Welchen Einfluss hatte die Nachbarin des Kannibalen? „Ich töte, wenn Satan es befiehlt“ – damit erregte sie Aufsehen

Der Rotenburger Armin M. hatte jahrelang engen Kontakt zu einer berühmten selbsternannten Hexe. Das Nachbarhaus des mutmaßlichen Kannibalen von Rotenburg-Wüstefeld hat in der Stadt an der Fulda nur einen Namen: das Hexenhaus. Treffender könnte die Bezeichnung nicht sein. Denn in unmittelbarer Nachbarschaft zu dem Herrenhaus, in dem Armin M. laut Geständnis den Berliner Bernd Jürgen B. getötet und teilweise gegegessen hat, wohnte jahrelang Deutschlands wohl berühmteste Hexe: Ulla von Bernus.

Die Frau hatte einmal in einer ZDF-Sendung bundesweit für Bestürzung gesorgt. Titel: „Ich töte, wenn Satan es befiehlt.“ Das erregte die Gemüter, und der bekannte Fernseh-Pfarrer Sommerauer reagierte: Er zeigte Ulla von Bernus an, wegen Beihilfe zum Mord. In Rotenburg wird nun heftig darüber spekuliert und diskutiert, was sich wohl in den Nachbarhäusern in Wüstefeld alles abgespielt hat. Dort der Kannibale, da die bekannte Hexe, wie sie sich selbst nannte. Tatsache ist, dass sich die Mutter vom Armin M. und Ulla von Bernus bestens kannten, gute Nachbarn waren. Sie besuchten sich gegenseitig häufig, die Bernus ging bei Mutter und Sohn Armin ein und aus. Das war Ende der 70er, Anfang der 80er Jahre. Armin M. war damals Jugendlicher, später ein junger Mann. Viele Rotenburger, so wurde in Anrufen an unsere Redaktion deutlich, fragen sich nun: Wurde bei Armim M. eine böse Saat gelegt, die später aufging?

Mitte der 80er Jahre hatten wir Ulla von Bernus besucht, als ihr Streit mit Pfarrer Sommerauer für Schlagzeilen sorgte. Sie hatte damals neben ihrer Wohnung in Wüstefeld einen Bleibe in Bad Harzburg, in der sie als Satanspriesterin arbeitete.
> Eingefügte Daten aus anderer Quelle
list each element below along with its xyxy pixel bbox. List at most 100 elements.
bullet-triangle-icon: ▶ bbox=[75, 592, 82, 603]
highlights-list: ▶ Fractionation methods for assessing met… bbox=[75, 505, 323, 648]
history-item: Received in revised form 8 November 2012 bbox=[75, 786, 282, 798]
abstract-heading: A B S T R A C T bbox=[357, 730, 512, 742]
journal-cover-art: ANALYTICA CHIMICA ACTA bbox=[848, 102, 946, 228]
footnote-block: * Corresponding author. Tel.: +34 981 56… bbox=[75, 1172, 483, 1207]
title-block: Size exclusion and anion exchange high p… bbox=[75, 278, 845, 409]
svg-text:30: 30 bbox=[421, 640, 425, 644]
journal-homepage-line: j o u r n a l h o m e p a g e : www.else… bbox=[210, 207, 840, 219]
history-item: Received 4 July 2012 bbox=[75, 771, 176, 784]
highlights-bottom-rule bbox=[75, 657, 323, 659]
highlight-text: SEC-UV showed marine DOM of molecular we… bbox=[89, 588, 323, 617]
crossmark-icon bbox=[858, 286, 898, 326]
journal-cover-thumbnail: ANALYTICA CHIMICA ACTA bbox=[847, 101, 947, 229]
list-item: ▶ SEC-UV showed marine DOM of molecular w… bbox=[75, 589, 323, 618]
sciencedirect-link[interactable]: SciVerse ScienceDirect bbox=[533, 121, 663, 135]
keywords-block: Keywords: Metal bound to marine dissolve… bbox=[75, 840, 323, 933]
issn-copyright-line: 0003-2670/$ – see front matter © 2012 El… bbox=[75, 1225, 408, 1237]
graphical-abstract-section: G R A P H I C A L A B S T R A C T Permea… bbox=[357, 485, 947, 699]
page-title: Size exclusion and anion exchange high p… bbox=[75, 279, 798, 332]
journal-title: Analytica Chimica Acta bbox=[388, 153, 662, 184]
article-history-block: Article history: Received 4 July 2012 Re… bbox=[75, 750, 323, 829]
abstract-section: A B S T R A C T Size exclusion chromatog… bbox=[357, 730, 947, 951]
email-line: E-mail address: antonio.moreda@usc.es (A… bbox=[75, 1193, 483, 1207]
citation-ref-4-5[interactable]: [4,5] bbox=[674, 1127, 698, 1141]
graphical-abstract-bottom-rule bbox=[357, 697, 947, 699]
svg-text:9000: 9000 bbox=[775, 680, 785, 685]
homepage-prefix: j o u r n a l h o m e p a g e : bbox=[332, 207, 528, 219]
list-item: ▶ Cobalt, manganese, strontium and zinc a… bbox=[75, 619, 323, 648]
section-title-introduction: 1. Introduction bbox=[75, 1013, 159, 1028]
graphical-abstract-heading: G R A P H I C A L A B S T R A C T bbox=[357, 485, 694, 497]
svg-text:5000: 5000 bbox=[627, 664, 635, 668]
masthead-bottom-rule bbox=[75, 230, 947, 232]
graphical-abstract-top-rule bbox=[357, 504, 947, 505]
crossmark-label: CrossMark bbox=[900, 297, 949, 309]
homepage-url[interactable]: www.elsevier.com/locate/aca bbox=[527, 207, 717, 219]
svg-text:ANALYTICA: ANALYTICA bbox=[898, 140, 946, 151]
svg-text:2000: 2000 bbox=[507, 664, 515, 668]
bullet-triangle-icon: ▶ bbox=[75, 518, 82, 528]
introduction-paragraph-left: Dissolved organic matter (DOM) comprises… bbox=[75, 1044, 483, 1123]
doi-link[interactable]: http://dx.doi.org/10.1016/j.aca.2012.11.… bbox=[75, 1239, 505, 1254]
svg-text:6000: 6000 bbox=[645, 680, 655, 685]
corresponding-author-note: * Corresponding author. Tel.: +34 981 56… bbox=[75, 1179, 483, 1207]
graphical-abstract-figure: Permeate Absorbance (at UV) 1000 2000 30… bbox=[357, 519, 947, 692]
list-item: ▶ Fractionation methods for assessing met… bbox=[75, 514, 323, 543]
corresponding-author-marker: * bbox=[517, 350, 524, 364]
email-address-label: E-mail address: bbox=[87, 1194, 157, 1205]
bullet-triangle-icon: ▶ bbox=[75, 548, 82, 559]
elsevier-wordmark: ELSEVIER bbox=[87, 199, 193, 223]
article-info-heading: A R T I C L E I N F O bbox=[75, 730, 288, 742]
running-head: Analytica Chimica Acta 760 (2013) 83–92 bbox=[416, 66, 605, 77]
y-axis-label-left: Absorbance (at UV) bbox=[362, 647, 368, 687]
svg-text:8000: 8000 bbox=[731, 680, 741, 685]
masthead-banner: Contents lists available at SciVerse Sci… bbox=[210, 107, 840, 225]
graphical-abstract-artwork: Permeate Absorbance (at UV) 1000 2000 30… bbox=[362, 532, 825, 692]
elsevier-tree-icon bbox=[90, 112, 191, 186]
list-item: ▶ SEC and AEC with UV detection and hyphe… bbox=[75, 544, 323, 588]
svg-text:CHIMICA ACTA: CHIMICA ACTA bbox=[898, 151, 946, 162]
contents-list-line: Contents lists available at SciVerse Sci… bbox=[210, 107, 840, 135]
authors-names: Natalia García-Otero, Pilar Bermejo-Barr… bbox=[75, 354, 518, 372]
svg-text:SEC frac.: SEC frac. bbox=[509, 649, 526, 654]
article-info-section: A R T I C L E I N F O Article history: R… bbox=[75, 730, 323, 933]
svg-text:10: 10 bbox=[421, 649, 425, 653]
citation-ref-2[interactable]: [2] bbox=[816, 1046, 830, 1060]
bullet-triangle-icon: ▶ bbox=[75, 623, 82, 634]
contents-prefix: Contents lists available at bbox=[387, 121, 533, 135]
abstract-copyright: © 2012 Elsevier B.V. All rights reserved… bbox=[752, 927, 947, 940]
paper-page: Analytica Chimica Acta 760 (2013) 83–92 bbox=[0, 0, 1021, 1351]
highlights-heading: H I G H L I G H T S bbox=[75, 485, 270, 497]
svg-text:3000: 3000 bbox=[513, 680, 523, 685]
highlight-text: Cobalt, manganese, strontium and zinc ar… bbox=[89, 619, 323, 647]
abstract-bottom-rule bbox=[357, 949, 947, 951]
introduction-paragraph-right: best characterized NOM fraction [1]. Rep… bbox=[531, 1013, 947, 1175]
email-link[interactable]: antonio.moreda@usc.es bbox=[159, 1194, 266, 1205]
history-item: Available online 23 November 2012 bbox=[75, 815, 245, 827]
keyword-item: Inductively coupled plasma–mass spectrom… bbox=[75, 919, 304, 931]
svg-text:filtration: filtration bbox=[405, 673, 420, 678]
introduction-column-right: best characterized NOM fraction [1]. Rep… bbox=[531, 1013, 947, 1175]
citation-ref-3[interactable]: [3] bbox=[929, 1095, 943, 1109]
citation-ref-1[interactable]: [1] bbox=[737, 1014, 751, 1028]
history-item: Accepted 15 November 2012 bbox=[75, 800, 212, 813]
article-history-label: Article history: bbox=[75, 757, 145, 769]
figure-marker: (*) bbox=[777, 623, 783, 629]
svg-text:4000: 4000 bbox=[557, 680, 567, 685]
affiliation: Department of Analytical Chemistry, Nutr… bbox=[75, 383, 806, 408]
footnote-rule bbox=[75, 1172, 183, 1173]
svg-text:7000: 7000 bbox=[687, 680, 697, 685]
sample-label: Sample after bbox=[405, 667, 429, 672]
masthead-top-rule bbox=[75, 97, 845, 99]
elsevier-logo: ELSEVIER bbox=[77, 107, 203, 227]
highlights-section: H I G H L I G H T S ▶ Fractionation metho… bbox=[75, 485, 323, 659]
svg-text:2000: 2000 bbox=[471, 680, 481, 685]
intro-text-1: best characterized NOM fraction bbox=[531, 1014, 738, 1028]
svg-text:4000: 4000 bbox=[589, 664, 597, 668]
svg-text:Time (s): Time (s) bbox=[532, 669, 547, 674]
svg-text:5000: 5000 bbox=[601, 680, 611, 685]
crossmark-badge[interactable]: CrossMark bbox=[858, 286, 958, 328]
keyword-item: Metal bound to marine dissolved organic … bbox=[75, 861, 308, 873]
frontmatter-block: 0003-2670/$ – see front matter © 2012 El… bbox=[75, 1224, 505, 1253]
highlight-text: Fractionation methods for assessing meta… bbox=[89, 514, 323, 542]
Eine ihrer Spezialitäten war, so sagte sie, die „Trennung von Menschen sowie Lösung von Problemen auf magischem Weg“. Im Klartext: Sie wünschte Menschen den Tod an den Hals. Das war auch im ZDF-Film zu sehen. Honorar für derlei Leistungen, die von anonymen Zeitgenossen in Auftrag gegeben wurden: damals zwischen 300 und 10 000 Mark. Erfolgsgarantie laut Ulla von Bernus: 90 Prozent. Ulla von Bernus sagte, dass sie nur jene ins Jenseits befördern würde, die es ohnehin verdient hätten. Und sie erklärte, dass es im außerirdischen Leben Dämone gebe, die aber nichts mit Satan zu tun hätten. Was Ulla von Bernus heute macht, ob sie überhaupt noch lebt – sie müsste jetzt 86 Jahre alt sein –, ist unbekannt. Ihre letzte Spur: Sie lebte in einem Altenheim und habe sich der Kirche genähert.